Second, let’s consider the question: is this a show about its central character, or about an ensemble? My favorite answer to this question is: yes! Tony Soprano is of course the central character, superbly played by James Gandolfini, and his role is surrounded and enhanced by many other well-written and well-performed roles: his wife, his uncle Junior,… (I am yet to be as impressed by his psychotherapist, Dr Melfi, but that’s for another post, after watching more seasons.)

My favorite example of a central/ensemble show is Breaking Bad. Brian Cranston’s performance as Walter White deserves mention the same breath as James Gandolfini’s as Tony. The ensemble around Walter is similarly impressive. The Breaking Bad team have been effusive about their debt to The Sopranos. You can do central/ensemble well without live action: take a bow, Bojack Horseman!

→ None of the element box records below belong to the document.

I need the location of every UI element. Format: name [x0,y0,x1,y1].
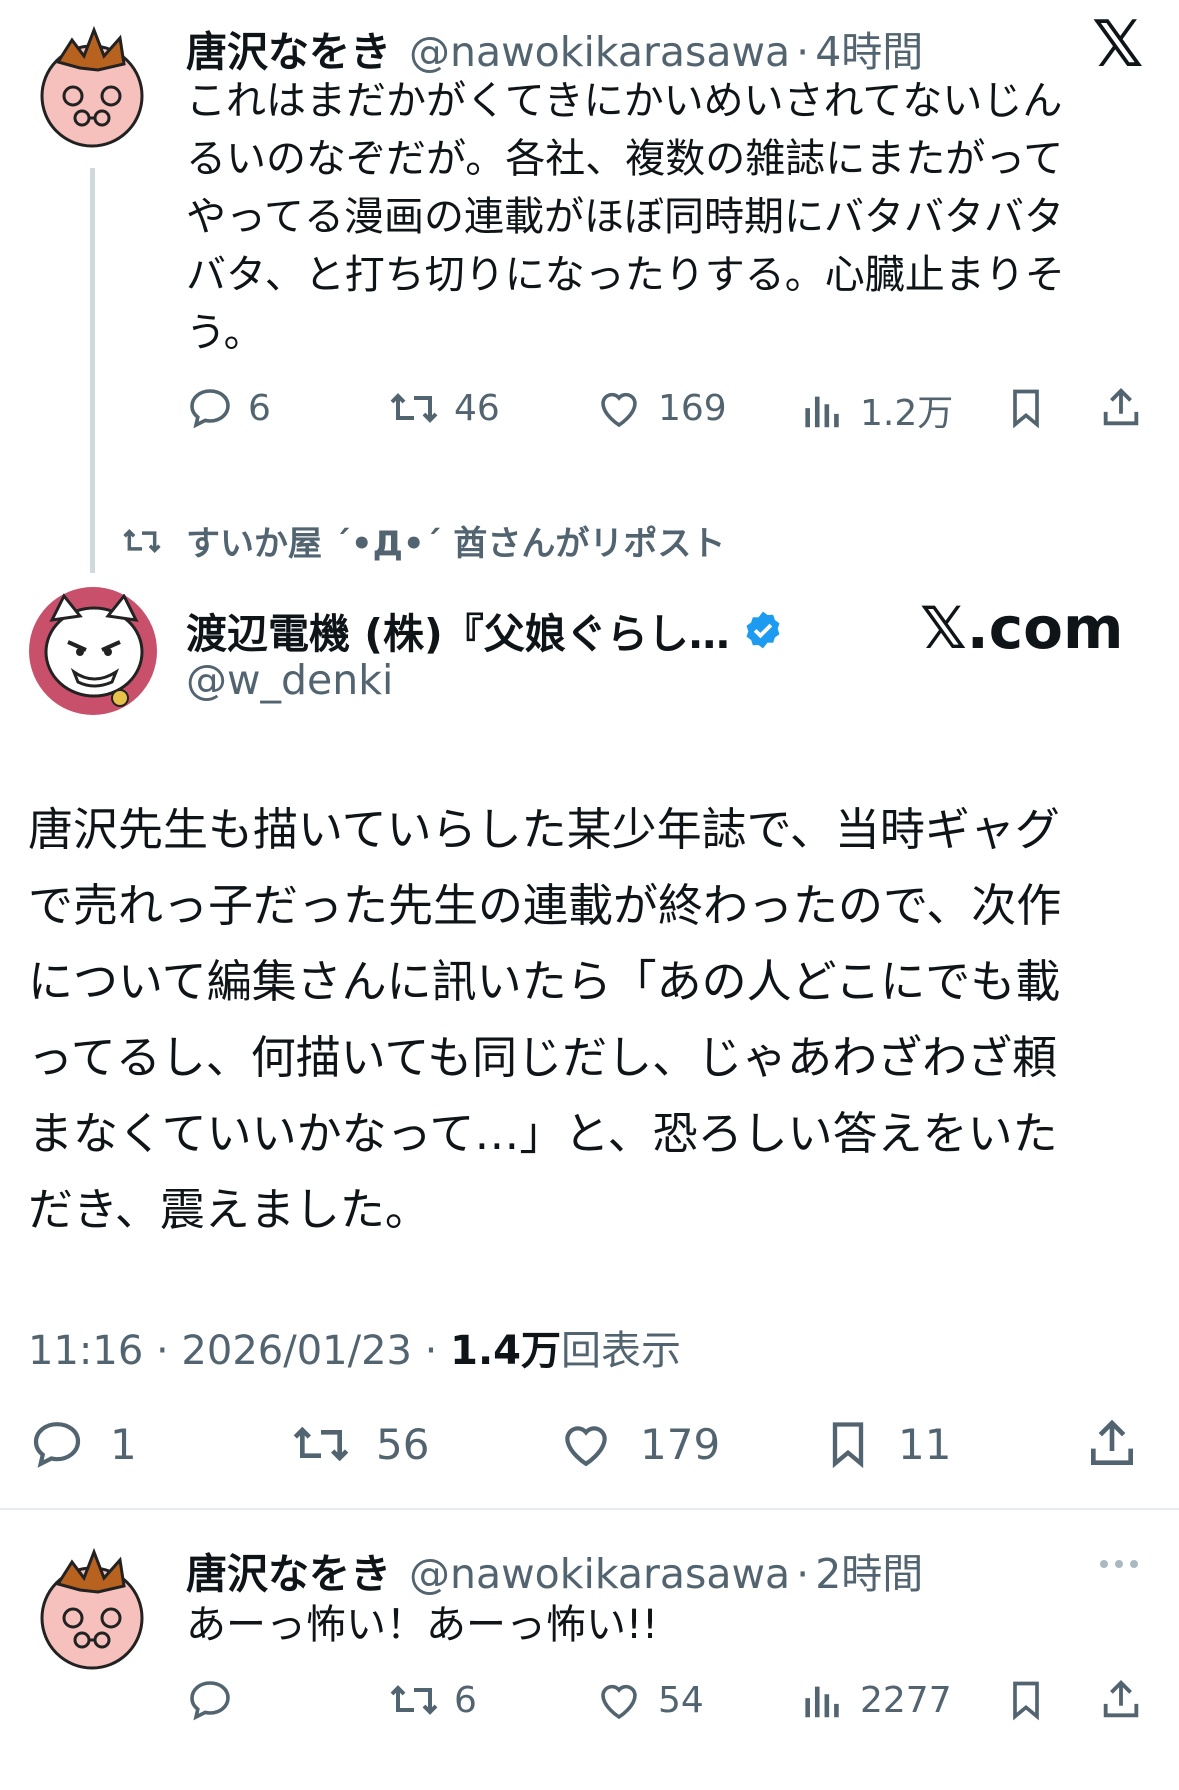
tweet2-line: 唐沢先生も描いていらした某少年誌で、当時ギャグ [28,803,1060,856]
tweet1-time[interactable]: 4時間 [815,18,923,78]
tweet2-repost-button[interactable]: 56 [290,1416,429,1472]
tweet3-views-count: 2277 [860,1679,952,1721]
heart-icon [601,1684,637,1720]
xcom-watermark: 𝕏.com [920,594,1124,662]
tweet1-reply-count: 6 [248,387,271,429]
tweet2-line: ってるし、何描いても同じだし、じゃあわざわざ頼 [28,1031,1058,1084]
tweet1-bookmark-button[interactable] [1004,384,1048,432]
verified-badge-icon [746,611,780,649]
tweet2-line: だき、震えました。 [28,1183,430,1236]
heart-icon [565,1426,607,1467]
tweet3-repost-button[interactable]: 6 [388,1676,477,1724]
tweet3-bookmark-button[interactable] [1004,1676,1048,1724]
tweet2-text: 唐沢先生も描いていらした某少年誌で、当時ギャグ で売れっ子だった先生の連載が終わ… [28,792,1158,1248]
bookmark-icon [1013,1681,1039,1721]
tweet3-views-button[interactable]: 2277 [800,1676,952,1724]
tweet3-share-button[interactable] [1098,1676,1144,1724]
tweet1-name[interactable]: 唐沢なをき [186,18,391,78]
tweet1-line: これはまだかがくてきにかいめいされてないじん [186,78,1063,124]
tweet1-views-count: 1.2万 [860,393,954,434]
avatar-karasawa[interactable] [28,22,156,150]
avatar-karasawa[interactable] [28,1544,156,1672]
tweet2-share-button[interactable] [1084,1416,1140,1472]
tweet1-text: これはまだかがくてきにかいめいされてないじん るいのなぞだが。各社、複数の雑誌に… [186,72,1146,362]
tweet2-like-count: 179 [640,1419,721,1469]
repost-notice[interactable]: すいか屋 ´•Д•´ 酋さんがリポスト [120,516,725,565]
share-icon [1091,1419,1133,1465]
tweet1-reply-button[interactable]: 6 [186,384,271,432]
tweet1-header: 唐沢なをき @nawokikarasawa · 4時間 [186,18,923,78]
x-logo-icon: 𝕏 [1092,8,1144,82]
tweet3-text: あーっ怖い！あーっ怖い!! [186,1602,659,1648]
tweet2-views-count: 1.4万 [450,1328,561,1374]
reply-icon [190,1681,230,1721]
tweet2-repost-count: 56 [376,1419,430,1469]
tweet1-views-button[interactable]: 1.2万 [800,384,953,436]
tweet2-header: 渡辺電機 (株)『父娘ぐらし… [186,600,784,660]
tweet2-name[interactable]: 渡辺電機 (株)『父娘ぐらし… [186,600,730,660]
tweet1-line: バタ、と打ち切りになったりする。心臓止まりそ [186,252,1065,298]
tweet1-separator: · [796,28,810,76]
tweet2-bookmark-button[interactable]: 11 [822,1416,951,1472]
repost-notice-text: すいか屋 ´•Д•´ 酋さんがリポスト [186,524,726,564]
repost-icon [293,1426,349,1462]
tweet1-handle[interactable]: @nawokikarasawa [409,28,790,76]
tweet2-reply-count: 1 [110,1419,137,1469]
tweet1-line: やってる漫画の連載がほぼ同時期にバタバタバタ [186,194,1064,240]
tweet3-repost-count: 6 [454,1679,477,1721]
views-chart-icon [805,1686,839,1718]
tweet1-share-button[interactable] [1098,384,1144,432]
tweet1-like-count: 169 [658,387,727,429]
tweet1-like-button[interactable]: 169 [594,384,727,432]
tweet2-like-button[interactable]: 179 [556,1416,720,1472]
tweet1-repost-button[interactable]: 46 [388,384,500,432]
tweet3-separator: · [796,1550,810,1598]
tweet1-line: るいのなぞだが。各社、複数の雑誌にまたがって [186,136,1064,182]
tweet3-name[interactable]: 唐沢なをき [186,1540,391,1600]
tweet3-like-count: 54 [658,1679,704,1721]
tweet3-reply-button[interactable] [186,1676,234,1724]
thread-line [90,168,95,573]
tweet3-handle[interactable]: @nawokikarasawa [409,1550,790,1598]
bookmark-icon [1013,389,1039,429]
tweet2-line: で売れっ子だった先生の連載が終わったので、次作 [28,879,1062,932]
reply-icon [33,1422,81,1468]
tweet3-time[interactable]: 2時間 [815,1540,923,1600]
avatar-w-denki[interactable] [28,586,158,716]
bookmark-icon [832,1422,864,1469]
tweet1-repost-count: 46 [454,387,500,429]
tweet2-reply-button[interactable]: 1 [28,1416,137,1472]
tweet3-like-button[interactable]: 54 [594,1676,704,1724]
tweet3-header: 唐沢なをき @nawokikarasawa · 2時間 [186,1540,923,1600]
share-icon [1103,388,1139,426]
tweet2-meta: 11:16 · 2026/01/23 · 1.4万回表示 [28,1318,681,1376]
share-icon [1103,1680,1139,1718]
divider [0,1508,1179,1510]
more-options-icon[interactable] [1100,1560,1138,1568]
tweet2-bookmark-count: 11 [898,1419,952,1469]
repost-icon [123,528,161,553]
tweet2-line: まなくていいかなって…」と、恐ろしい答えをいた [28,1107,1058,1160]
heart-icon [601,392,637,428]
repost-icon [390,1685,438,1715]
reply-icon [190,389,230,429]
tweet1-line: う。 [186,310,264,356]
tweet2-timestamp[interactable]: 11:16 · 2026/01/23 · [28,1328,450,1374]
tweet2-handle[interactable]: @w_denki [186,656,393,704]
tweet2-views-label: 回表示 [560,1328,681,1374]
views-chart-icon [805,396,839,428]
tweet2-line: について編集さんに訊いたら「あの人どこにでも載 [28,955,1061,1008]
repost-icon [390,393,438,423]
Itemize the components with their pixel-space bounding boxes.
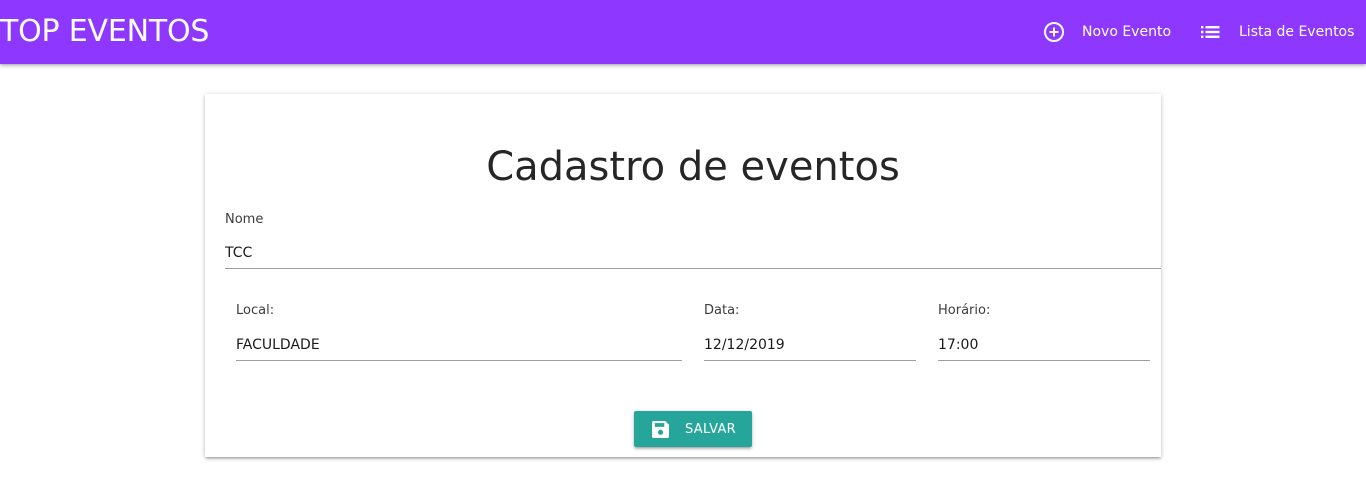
- top-navbar: TOP EVENTOS Novo Evento Lista de Eventos: [0, 0, 1366, 64]
- list-icon: [1201, 25, 1221, 39]
- nav-event-list-label: Lista de Eventos: [1239, 24, 1355, 40]
- nav-event-list[interactable]: Lista de Eventos: [1201, 20, 1354, 44]
- local-input[interactable]: [236, 330, 682, 361]
- local-label: Local:: [236, 303, 275, 318]
- page-title: Cadastro de eventos: [486, 144, 900, 190]
- save-button-label: SALVAR: [685, 421, 736, 437]
- data-label: Data:: [704, 303, 740, 318]
- nome-input[interactable]: [225, 238, 1161, 269]
- save-button[interactable]: SALVAR: [634, 411, 752, 447]
- nav-new-event-label: Novo Evento: [1082, 24, 1172, 40]
- horario-label: Horário:: [938, 303, 991, 318]
- save-icon: [634, 420, 669, 438]
- add-circle-icon: [1043, 21, 1065, 43]
- horario-input[interactable]: [938, 330, 1150, 361]
- event-form-card: Cadastro de eventos Nome Local: Data: Ho…: [205, 94, 1161, 457]
- nav-new-event[interactable]: Novo Evento: [1043, 20, 1171, 44]
- nome-label: Nome: [225, 212, 264, 227]
- data-input[interactable]: [704, 330, 916, 361]
- brand-logo[interactable]: TOP EVENTOS: [0, 14, 209, 50]
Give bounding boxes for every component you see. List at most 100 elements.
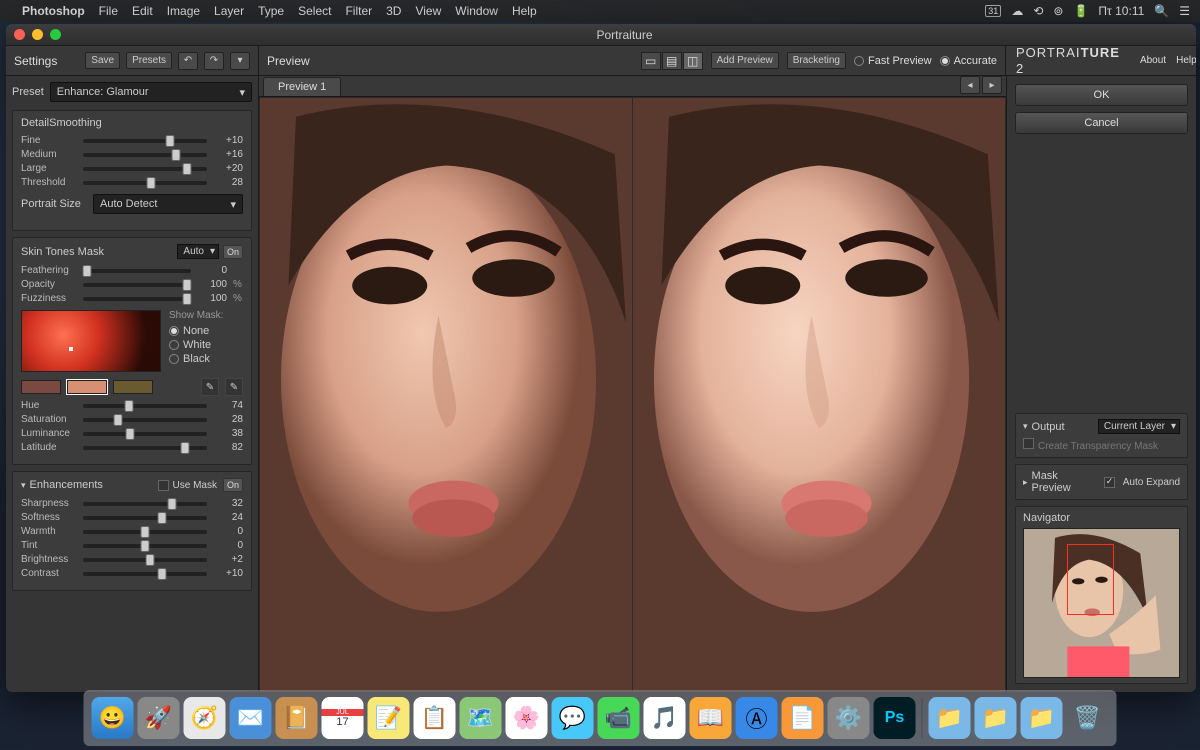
dock-folder3-icon[interactable]: 📁 bbox=[1021, 697, 1063, 739]
view-single-button[interactable]: ▭ bbox=[641, 52, 661, 70]
menu-image[interactable]: Image bbox=[167, 4, 200, 18]
add-preview-button[interactable]: Add Preview bbox=[711, 52, 779, 69]
dropdown-icon[interactable]: ▾ bbox=[230, 52, 250, 70]
dock-itunes-icon[interactable]: 🎵 bbox=[644, 697, 686, 739]
portrait-size-select[interactable]: Auto Detect bbox=[93, 194, 243, 214]
dock-photos-icon[interactable]: 🌸 bbox=[506, 697, 548, 739]
dock-reminders-icon[interactable]: 📋 bbox=[414, 697, 456, 739]
help-link[interactable]: Help bbox=[1176, 55, 1196, 66]
auto-expand-checkbox[interactable] bbox=[1104, 477, 1115, 488]
mask-white-radio[interactable]: White bbox=[169, 339, 223, 351]
menu-window[interactable]: Window bbox=[455, 4, 498, 18]
dock-facetime-icon[interactable]: 📹 bbox=[598, 697, 640, 739]
st-bot-slider-2[interactable] bbox=[83, 432, 207, 436]
st-top-slider-1[interactable] bbox=[83, 283, 191, 287]
dock-notes-icon[interactable]: 📝 bbox=[368, 697, 410, 739]
dock-folder1-icon[interactable]: 📁 bbox=[929, 697, 971, 739]
dock-settings-icon[interactable]: ⚙️ bbox=[828, 697, 870, 739]
ds-slider-2[interactable] bbox=[83, 167, 207, 171]
about-link[interactable]: About bbox=[1140, 55, 1166, 66]
undo-icon[interactable]: ↶ bbox=[178, 52, 198, 70]
cancel-button[interactable]: Cancel bbox=[1015, 112, 1188, 134]
st-top-slider-2[interactable] bbox=[83, 297, 191, 301]
use-mask-checkbox[interactable] bbox=[158, 480, 169, 491]
dock-maps-icon[interactable]: 🗺️ bbox=[460, 697, 502, 739]
menu-type[interactable]: Type bbox=[258, 4, 284, 18]
ok-button[interactable]: OK bbox=[1015, 84, 1188, 106]
preset-select[interactable]: Enhance: Glamour bbox=[50, 82, 252, 102]
dock-finder-icon[interactable]: 😀 bbox=[92, 697, 134, 739]
menu-extras-icon[interactable]: ☰ bbox=[1179, 4, 1190, 18]
window-close-button[interactable] bbox=[14, 29, 25, 40]
view-split-button[interactable]: ◫ bbox=[683, 52, 703, 70]
st-bot-slider-3[interactable] bbox=[83, 446, 207, 450]
menu-layer[interactable]: Layer bbox=[214, 4, 244, 18]
dock-appstore-icon[interactable]: Ⓐ bbox=[736, 697, 778, 739]
mask-black-radio[interactable]: Black bbox=[169, 353, 223, 365]
en-slider-0[interactable] bbox=[83, 502, 207, 506]
wifi-icon[interactable]: ⊚ bbox=[1053, 4, 1063, 18]
swatch-1[interactable] bbox=[21, 380, 61, 394]
menu-edit[interactable]: Edit bbox=[132, 4, 153, 18]
menu-3d[interactable]: 3D bbox=[386, 4, 401, 18]
ds-slider-0[interactable] bbox=[83, 139, 207, 143]
output-target-select[interactable]: Current Layer bbox=[1098, 419, 1180, 434]
presets-button[interactable]: Presets bbox=[126, 52, 172, 69]
swatch-2[interactable] bbox=[67, 380, 107, 394]
color-gradient-picker[interactable] bbox=[21, 310, 161, 372]
dock-mail-icon[interactable]: ✉️ bbox=[230, 697, 272, 739]
en-slider-4[interactable] bbox=[83, 558, 207, 562]
skin-tones-on-toggle[interactable]: On bbox=[223, 245, 243, 259]
fast-preview-radio[interactable]: Fast Preview bbox=[854, 55, 932, 67]
redo-icon[interactable]: ↷ bbox=[204, 52, 224, 70]
menu-view[interactable]: View bbox=[415, 4, 441, 18]
dock-contacts-icon[interactable]: 📔 bbox=[276, 697, 318, 739]
dock-photoshop-icon[interactable]: Ps bbox=[874, 697, 916, 739]
sync-icon[interactable]: ⟲ bbox=[1033, 4, 1043, 18]
dock-messages-icon[interactable]: 💬 bbox=[552, 697, 594, 739]
st-top-slider-0[interactable] bbox=[83, 269, 191, 273]
spotlight-icon[interactable]: 🔍 bbox=[1154, 4, 1169, 18]
preview-tab[interactable]: Preview 1 bbox=[263, 77, 341, 96]
dock-ibooks-icon[interactable]: 📖 bbox=[690, 697, 732, 739]
en-slider-1[interactable] bbox=[83, 516, 207, 520]
save-button[interactable]: Save bbox=[85, 52, 120, 69]
dock-folder2-icon[interactable]: 📁 bbox=[975, 697, 1017, 739]
swatch-3[interactable] bbox=[113, 380, 153, 394]
dock-safari-icon[interactable]: 🧭 bbox=[184, 697, 226, 739]
dock-pages-icon[interactable]: 📄 bbox=[782, 697, 824, 739]
skin-tones-mode-select[interactable]: Auto bbox=[177, 244, 219, 259]
ds-slider-1[interactable] bbox=[83, 153, 207, 157]
view-stacked-button[interactable]: ▤ bbox=[662, 52, 682, 70]
eyedropper-minus-icon[interactable]: ✎ bbox=[225, 378, 243, 396]
disclosure-icon[interactable]: ▾ bbox=[21, 480, 26, 491]
en-slider-5[interactable] bbox=[83, 572, 207, 576]
menu-filter[interactable]: Filter bbox=[345, 4, 372, 18]
eyedropper-icon[interactable]: ✎ bbox=[201, 378, 219, 396]
st-bot-slider-1[interactable] bbox=[83, 418, 207, 422]
cloud-icon[interactable]: ☁ bbox=[1011, 4, 1023, 18]
tab-next-icon[interactable]: ▸ bbox=[982, 76, 1002, 94]
menu-file[interactable]: File bbox=[99, 4, 118, 18]
disclosure-icon[interactable]: ▸ bbox=[1023, 477, 1028, 488]
calendar-icon[interactable]: 31 bbox=[985, 5, 1001, 17]
en-slider-3[interactable] bbox=[83, 544, 207, 548]
preview-before[interactable] bbox=[260, 98, 632, 692]
dock-trash-icon[interactable]: 🗑️ bbox=[1067, 697, 1109, 739]
window-minimize-button[interactable] bbox=[32, 29, 43, 40]
dock-launchpad-icon[interactable]: 🚀 bbox=[138, 697, 180, 739]
battery-icon[interactable]: 🔋 bbox=[1073, 4, 1088, 18]
accurate-radio[interactable]: Accurate bbox=[940, 55, 997, 67]
clock[interactable]: Πτ 10:11 bbox=[1098, 4, 1144, 18]
dock-calendar-icon[interactable]: JUL17 bbox=[322, 697, 364, 739]
en-slider-2[interactable] bbox=[83, 530, 207, 534]
mask-none-radio[interactable]: None bbox=[169, 325, 223, 337]
navigator-thumbnail[interactable] bbox=[1023, 528, 1180, 678]
menubar-app-name[interactable]: Photoshop bbox=[22, 4, 85, 18]
menu-help[interactable]: Help bbox=[512, 4, 537, 18]
enhancements-on-toggle[interactable]: On bbox=[223, 478, 243, 492]
window-zoom-button[interactable] bbox=[50, 29, 61, 40]
bracketing-button[interactable]: Bracketing bbox=[787, 52, 846, 69]
preview-after[interactable] bbox=[633, 98, 1005, 692]
disclosure-icon[interactable]: ▾ bbox=[1023, 421, 1028, 432]
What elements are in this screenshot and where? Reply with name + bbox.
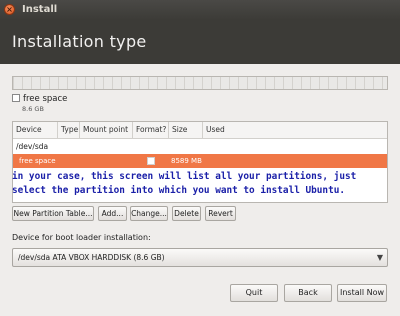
change-button[interactable]: Change... bbox=[130, 206, 168, 221]
boot-loader-select[interactable]: /dev/sda ATA VBOX HARDDISK (8.6 GB) ▼ bbox=[12, 248, 388, 267]
quit-button[interactable]: Quit bbox=[230, 284, 278, 302]
page-header: Installation type bbox=[0, 20, 400, 64]
table-row-selected[interactable]: free space 8589 MB bbox=[13, 154, 387, 168]
delete-button[interactable]: Delete bbox=[172, 206, 201, 221]
window-title: Install bbox=[22, 4, 58, 15]
partition-bar bbox=[12, 76, 388, 90]
device-name: /dev/sda bbox=[16, 142, 49, 151]
column-header-used[interactable]: Used bbox=[203, 122, 387, 138]
close-icon[interactable]: × bbox=[4, 4, 15, 15]
annotation-line-2: select the partition into which you want… bbox=[12, 185, 346, 196]
column-header-format[interactable]: Format? bbox=[133, 122, 169, 138]
column-header-type[interactable]: Type bbox=[58, 122, 80, 138]
boot-loader-label: Device for boot loader installation: bbox=[12, 233, 151, 242]
add-button[interactable]: Add... bbox=[98, 206, 127, 221]
legend-label: free space bbox=[23, 94, 68, 104]
boot-loader-value: /dev/sda ATA VBOX HARDDISK (8.6 GB) bbox=[18, 253, 165, 262]
legend-size: 8.6 GB bbox=[22, 105, 44, 113]
legend-swatch-icon bbox=[12, 94, 20, 102]
install-now-button[interactable]: Install Now bbox=[337, 284, 387, 302]
window-titlebar: × Install bbox=[0, 0, 400, 20]
format-checkbox[interactable] bbox=[147, 157, 155, 165]
back-button[interactable]: Back bbox=[284, 284, 332, 302]
table-row[interactable]: /dev/sda bbox=[13, 139, 387, 154]
column-header-device[interactable]: Device bbox=[13, 122, 58, 138]
new-partition-table-button[interactable]: New Partition Table... bbox=[12, 206, 94, 221]
partition-size: 8589 MB bbox=[171, 157, 202, 165]
annotation-line-1: in your case, this screen will list all … bbox=[12, 171, 357, 182]
partition-legend: free space 8.6 GB bbox=[12, 94, 68, 113]
annotation-text: in your case, this screen will list all … bbox=[12, 170, 388, 198]
partition-name: free space bbox=[19, 157, 56, 165]
column-header-size[interactable]: Size bbox=[169, 122, 203, 138]
page-title: Installation type bbox=[12, 32, 147, 51]
column-header-mount-point[interactable]: Mount point bbox=[80, 122, 133, 138]
revert-button[interactable]: Revert bbox=[205, 206, 236, 221]
table-header: Device Type Mount point Format? Size Use… bbox=[13, 122, 387, 139]
chevron-down-icon[interactable]: ▼ bbox=[377, 253, 383, 262]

Third, let’s recognize that the show deals in stereotypes. It’s about Italian-American mobsters who know and love The Godfather and similar movies. A Jewish character, Hesh, can be considered part of the ensemble. A rapper, Massive Genius, is central to episode 10 of the season; he has a collection of people and weapons as stereotypical as it is striking. MG demands that Hesh pay what he owes to the families of African-American musicians he used to manage.

So, the Sopranos is stereotype soup. I think it’s a very well-made stereotype soup. I wonder if it could be made as well, or in the same way, in the “woke” 2020s.

Talking of soup, food is prominent and vital in the Sopranos… but that, along with technology, belongs in another post. This one is long enough already. Thanks for reading this far.